In Q3 National Oilwell Varco NOV delivered revenue of $3.31 billion and eps of $0.41. Analysts were expecting revenue of $3.48 billion. Results fell shy of revenue expectations by 5%. I had the following takeaways on the quarter:

Revenue Remains In Free Fall

Total revenue was down by 15% sequentially. This comes after a 19% decline in Q2.

Revenue from Rig Systems was down 22%. As an accommodation to clients the company has modified delivery schedules for certain rigs. That accommodation has hurt the top line. This segment still represents about 45% of the company’s total revenue. According to Barron’s orders for offshore rigs and subsea trees have dried up due to lower oil prices and rising costs for deep water development. Management expects orders to remain low through 2016, with scheduled outflows from its $8 billion backlog of about $2.4 billion.

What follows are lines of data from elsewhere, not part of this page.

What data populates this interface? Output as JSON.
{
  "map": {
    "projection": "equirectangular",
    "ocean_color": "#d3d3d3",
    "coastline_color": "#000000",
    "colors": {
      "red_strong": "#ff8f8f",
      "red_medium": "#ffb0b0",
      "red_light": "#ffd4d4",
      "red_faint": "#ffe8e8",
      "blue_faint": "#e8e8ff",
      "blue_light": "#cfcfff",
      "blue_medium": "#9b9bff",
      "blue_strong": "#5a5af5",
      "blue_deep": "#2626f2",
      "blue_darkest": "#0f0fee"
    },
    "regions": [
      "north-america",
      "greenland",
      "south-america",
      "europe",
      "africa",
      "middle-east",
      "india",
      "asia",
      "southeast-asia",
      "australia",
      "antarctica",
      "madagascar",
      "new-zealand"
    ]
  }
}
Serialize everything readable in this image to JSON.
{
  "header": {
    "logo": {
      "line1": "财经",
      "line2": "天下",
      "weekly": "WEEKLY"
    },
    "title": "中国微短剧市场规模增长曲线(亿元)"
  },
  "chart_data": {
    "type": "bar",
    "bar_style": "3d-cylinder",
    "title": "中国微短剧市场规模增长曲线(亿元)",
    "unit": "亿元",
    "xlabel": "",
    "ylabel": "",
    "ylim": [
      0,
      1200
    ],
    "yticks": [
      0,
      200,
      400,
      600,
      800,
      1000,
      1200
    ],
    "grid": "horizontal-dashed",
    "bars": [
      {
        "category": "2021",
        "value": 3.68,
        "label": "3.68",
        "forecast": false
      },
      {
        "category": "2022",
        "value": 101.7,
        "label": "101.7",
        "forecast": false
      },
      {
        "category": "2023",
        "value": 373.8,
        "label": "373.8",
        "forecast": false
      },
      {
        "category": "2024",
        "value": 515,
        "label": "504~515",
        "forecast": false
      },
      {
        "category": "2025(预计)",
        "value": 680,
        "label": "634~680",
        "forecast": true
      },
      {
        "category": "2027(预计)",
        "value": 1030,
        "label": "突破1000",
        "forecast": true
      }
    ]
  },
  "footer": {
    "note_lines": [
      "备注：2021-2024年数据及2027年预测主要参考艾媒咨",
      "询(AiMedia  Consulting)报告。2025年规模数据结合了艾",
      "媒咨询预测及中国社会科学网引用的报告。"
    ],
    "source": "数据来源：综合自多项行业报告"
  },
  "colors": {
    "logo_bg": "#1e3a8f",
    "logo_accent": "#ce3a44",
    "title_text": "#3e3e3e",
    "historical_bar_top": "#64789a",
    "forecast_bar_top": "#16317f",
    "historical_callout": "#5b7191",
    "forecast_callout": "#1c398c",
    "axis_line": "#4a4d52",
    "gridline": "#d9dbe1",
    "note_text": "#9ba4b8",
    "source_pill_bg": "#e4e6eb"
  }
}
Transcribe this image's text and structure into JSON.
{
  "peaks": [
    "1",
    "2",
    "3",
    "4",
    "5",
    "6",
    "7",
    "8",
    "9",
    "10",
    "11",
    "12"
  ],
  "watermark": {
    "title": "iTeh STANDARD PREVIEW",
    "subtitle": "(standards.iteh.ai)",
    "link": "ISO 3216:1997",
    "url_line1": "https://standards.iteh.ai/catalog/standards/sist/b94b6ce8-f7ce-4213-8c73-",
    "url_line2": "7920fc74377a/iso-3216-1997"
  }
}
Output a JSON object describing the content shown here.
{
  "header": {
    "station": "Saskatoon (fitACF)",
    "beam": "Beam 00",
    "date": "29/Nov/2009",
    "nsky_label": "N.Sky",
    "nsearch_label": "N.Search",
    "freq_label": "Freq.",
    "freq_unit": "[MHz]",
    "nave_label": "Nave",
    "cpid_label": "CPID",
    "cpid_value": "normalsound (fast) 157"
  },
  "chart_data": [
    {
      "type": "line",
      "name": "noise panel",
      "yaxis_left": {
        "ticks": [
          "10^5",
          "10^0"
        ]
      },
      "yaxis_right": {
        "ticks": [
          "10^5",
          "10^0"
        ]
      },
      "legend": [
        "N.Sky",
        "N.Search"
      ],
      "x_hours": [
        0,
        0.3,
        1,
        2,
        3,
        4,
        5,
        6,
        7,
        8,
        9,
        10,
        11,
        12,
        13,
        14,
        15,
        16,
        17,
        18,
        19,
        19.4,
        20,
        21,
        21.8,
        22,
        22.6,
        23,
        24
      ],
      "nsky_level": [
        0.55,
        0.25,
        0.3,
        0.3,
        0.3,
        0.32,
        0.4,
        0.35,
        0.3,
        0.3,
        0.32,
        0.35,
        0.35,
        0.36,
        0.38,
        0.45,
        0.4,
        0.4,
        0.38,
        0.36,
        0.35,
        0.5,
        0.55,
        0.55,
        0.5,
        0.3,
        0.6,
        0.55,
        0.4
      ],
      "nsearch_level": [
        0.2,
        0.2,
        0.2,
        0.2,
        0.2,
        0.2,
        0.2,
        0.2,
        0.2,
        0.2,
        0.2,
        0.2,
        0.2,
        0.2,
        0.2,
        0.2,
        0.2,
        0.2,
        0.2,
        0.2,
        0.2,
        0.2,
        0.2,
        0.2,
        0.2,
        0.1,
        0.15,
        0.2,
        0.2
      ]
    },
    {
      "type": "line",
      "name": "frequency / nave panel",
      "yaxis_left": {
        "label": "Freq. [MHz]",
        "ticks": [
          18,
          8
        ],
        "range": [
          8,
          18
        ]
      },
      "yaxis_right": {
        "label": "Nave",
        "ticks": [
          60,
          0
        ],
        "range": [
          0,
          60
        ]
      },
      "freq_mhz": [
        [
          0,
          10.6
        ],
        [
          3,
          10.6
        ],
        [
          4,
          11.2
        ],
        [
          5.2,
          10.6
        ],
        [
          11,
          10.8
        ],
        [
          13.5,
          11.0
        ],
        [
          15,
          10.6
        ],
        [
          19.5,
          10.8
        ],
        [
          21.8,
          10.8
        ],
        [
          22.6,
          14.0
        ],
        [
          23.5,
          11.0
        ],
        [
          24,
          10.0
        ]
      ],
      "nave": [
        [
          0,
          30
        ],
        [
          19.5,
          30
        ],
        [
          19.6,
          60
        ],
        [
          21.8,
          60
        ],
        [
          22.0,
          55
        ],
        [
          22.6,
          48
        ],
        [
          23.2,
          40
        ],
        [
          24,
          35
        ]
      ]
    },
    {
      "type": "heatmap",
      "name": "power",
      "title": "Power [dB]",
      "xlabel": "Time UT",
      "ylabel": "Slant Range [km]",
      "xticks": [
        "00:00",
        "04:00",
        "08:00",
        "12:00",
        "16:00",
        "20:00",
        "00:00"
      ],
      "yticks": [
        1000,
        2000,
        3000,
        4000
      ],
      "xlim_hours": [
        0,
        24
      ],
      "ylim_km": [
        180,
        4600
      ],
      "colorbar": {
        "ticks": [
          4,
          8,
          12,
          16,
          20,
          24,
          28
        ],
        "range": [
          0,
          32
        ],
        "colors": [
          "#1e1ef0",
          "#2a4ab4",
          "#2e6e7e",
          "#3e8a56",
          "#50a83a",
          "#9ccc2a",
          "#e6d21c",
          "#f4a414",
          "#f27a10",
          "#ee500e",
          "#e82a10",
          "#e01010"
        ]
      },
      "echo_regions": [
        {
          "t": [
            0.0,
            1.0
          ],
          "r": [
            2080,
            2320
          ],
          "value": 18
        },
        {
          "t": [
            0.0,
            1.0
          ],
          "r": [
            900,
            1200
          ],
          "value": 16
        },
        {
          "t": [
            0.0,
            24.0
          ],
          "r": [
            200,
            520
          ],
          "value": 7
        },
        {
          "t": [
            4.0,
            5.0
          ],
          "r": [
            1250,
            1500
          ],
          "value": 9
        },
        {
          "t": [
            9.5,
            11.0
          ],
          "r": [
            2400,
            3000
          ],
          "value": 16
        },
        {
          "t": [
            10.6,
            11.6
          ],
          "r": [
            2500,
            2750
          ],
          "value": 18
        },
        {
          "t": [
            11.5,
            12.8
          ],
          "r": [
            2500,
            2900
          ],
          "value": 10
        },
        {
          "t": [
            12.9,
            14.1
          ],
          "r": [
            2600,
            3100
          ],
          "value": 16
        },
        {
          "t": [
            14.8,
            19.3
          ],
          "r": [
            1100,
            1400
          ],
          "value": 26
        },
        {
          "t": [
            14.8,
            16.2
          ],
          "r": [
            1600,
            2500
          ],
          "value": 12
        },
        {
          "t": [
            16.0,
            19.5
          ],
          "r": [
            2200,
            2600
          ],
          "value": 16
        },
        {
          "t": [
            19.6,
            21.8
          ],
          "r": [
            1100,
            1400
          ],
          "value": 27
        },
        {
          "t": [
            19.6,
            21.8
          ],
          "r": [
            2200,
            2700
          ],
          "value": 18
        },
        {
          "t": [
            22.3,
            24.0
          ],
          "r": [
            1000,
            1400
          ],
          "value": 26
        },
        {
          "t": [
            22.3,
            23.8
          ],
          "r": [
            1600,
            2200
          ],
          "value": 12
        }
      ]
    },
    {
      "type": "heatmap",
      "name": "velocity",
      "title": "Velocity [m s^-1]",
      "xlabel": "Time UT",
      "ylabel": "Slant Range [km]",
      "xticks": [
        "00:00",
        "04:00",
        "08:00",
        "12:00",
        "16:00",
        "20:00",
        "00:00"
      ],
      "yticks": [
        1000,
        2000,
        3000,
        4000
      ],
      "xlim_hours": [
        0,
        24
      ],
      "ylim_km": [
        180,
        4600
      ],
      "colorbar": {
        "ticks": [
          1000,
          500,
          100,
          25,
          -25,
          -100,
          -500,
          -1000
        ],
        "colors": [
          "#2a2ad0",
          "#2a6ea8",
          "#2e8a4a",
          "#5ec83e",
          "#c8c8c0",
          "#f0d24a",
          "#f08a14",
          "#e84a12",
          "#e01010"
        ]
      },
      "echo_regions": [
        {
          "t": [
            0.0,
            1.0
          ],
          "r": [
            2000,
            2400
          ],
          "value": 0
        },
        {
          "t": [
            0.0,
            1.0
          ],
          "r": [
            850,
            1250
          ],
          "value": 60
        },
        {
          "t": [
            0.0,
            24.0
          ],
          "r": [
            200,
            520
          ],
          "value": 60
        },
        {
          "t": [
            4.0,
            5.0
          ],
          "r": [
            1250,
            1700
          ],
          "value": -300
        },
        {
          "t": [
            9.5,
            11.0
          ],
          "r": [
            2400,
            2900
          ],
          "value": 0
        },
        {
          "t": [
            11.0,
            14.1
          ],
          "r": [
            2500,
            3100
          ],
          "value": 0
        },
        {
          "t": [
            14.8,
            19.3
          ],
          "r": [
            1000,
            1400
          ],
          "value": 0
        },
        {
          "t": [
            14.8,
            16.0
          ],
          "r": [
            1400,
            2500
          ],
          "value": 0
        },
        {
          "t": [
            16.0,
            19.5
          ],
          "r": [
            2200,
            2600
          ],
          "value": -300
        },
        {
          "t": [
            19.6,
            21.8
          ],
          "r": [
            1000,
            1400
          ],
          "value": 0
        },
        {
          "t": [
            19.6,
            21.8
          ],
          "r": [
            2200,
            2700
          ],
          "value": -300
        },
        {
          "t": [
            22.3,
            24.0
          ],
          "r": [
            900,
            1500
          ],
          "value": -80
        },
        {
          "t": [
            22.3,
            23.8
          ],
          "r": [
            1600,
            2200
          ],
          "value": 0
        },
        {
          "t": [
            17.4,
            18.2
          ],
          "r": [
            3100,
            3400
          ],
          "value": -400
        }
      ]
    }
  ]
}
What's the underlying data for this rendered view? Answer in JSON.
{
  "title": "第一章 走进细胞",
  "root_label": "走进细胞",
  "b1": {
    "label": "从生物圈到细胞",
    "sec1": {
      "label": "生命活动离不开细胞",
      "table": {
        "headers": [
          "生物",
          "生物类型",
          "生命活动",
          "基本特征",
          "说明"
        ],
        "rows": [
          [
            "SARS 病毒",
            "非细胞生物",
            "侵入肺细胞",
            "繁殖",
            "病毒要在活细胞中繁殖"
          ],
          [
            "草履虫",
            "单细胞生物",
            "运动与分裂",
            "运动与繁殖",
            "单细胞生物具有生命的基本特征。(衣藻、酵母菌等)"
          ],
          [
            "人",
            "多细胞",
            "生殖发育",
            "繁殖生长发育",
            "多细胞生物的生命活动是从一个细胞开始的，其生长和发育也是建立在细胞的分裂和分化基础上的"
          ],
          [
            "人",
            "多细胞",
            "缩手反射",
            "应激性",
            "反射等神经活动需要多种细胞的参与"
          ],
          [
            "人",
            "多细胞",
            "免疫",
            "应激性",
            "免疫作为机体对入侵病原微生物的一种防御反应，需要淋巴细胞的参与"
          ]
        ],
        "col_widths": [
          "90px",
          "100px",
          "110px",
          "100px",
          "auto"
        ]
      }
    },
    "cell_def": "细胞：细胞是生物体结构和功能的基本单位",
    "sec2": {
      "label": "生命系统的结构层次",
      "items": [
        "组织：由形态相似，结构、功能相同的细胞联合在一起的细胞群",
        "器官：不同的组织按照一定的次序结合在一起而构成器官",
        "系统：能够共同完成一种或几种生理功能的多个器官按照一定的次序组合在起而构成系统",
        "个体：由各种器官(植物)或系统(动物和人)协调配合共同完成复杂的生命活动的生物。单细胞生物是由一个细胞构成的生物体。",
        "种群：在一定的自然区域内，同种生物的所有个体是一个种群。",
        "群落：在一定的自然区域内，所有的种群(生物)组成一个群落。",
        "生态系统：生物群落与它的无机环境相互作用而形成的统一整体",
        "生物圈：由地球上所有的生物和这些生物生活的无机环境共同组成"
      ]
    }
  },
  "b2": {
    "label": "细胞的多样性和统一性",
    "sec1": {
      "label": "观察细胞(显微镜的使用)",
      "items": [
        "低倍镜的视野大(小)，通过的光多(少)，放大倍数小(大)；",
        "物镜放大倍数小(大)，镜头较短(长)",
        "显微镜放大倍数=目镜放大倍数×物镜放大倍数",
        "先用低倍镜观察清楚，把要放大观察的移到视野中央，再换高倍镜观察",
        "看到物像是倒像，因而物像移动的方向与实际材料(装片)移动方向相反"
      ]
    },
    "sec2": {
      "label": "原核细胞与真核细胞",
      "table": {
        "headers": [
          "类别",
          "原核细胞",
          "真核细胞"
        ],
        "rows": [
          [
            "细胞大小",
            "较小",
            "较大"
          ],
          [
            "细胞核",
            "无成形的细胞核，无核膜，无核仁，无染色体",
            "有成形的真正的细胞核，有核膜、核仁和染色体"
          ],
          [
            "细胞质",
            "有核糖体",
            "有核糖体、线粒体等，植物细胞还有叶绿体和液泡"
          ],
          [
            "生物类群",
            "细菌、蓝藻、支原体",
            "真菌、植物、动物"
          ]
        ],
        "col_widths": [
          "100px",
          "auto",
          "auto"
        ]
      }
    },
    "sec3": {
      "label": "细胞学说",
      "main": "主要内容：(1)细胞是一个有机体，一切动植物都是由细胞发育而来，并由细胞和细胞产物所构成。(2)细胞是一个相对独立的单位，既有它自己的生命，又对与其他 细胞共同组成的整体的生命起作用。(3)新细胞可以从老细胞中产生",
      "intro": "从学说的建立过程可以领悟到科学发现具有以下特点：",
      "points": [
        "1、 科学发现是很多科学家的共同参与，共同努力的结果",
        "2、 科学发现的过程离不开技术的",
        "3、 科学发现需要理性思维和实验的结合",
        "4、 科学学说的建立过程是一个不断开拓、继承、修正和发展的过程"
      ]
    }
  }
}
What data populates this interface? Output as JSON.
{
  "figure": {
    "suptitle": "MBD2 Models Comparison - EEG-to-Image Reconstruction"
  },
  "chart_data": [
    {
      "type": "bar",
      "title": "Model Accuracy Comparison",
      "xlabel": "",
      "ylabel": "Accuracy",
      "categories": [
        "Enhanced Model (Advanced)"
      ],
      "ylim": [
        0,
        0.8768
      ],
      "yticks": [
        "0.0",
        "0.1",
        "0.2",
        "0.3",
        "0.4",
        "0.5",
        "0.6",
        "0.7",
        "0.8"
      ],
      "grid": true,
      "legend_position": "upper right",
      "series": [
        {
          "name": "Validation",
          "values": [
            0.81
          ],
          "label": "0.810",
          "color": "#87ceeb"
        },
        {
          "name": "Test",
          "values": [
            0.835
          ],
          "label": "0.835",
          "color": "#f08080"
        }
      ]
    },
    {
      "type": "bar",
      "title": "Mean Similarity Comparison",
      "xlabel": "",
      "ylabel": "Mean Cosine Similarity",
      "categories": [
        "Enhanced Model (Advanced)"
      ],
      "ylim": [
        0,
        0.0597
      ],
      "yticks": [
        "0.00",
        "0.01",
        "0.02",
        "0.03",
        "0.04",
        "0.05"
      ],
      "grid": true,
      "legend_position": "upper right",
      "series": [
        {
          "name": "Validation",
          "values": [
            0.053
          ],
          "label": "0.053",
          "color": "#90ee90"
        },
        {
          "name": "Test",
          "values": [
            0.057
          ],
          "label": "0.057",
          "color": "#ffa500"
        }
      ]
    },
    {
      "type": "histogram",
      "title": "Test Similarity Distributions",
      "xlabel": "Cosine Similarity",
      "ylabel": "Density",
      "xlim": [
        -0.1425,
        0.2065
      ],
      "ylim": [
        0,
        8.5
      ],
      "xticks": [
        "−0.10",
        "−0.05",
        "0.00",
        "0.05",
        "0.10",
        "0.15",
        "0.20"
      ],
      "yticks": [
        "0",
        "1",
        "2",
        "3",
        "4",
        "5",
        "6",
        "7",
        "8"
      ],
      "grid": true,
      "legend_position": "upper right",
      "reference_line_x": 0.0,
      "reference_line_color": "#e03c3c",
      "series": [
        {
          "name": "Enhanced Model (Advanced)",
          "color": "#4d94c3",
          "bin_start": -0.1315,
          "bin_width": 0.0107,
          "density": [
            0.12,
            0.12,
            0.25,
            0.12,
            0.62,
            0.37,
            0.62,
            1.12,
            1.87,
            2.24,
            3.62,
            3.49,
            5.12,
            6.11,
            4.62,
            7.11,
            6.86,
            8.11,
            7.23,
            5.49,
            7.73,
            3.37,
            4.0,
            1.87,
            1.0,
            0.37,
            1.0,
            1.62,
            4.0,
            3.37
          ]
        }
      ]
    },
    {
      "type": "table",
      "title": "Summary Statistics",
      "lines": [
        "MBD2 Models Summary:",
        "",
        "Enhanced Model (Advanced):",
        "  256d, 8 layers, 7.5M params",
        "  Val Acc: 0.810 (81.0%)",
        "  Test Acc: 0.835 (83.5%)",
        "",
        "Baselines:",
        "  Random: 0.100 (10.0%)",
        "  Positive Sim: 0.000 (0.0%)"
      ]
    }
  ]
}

Revenue from Rig Aftermarket and Wellbore Technologies both fell 13% Q/Q. As more rigs went idle during the quarter they created fresh spare parts for owners; this hurt Rig After market sales as companies had less need for new parts. Wellbore Technologies, which is driven by rig activity, saw demand and prices for all of its products decline during the quarter. Until rig activity picks up it should be more of the same going forward.

Expense Management

As revenue continues to decline, expense management will be the narrative for National Oilwell going forward. EBITDA margins ticked down from 17% in Q2 to 16% this quarter. This means the company is cutting its costs practically in lockstep with double-digit revenue declines. In Q2 the company had 1,500 head count reductions. I expect deep cuts to head count going forward as revenue continues to decline. SG&A expense was 11% of revenue — the same as Q2. This expense bucket appears to be an opportunity to for more cuts.

The company incurred a $112 million cost this quarter for restructuring, asset impairments and facilities closures. In addition to head count reductions, look for National Oilwell to close more facilities next quarter.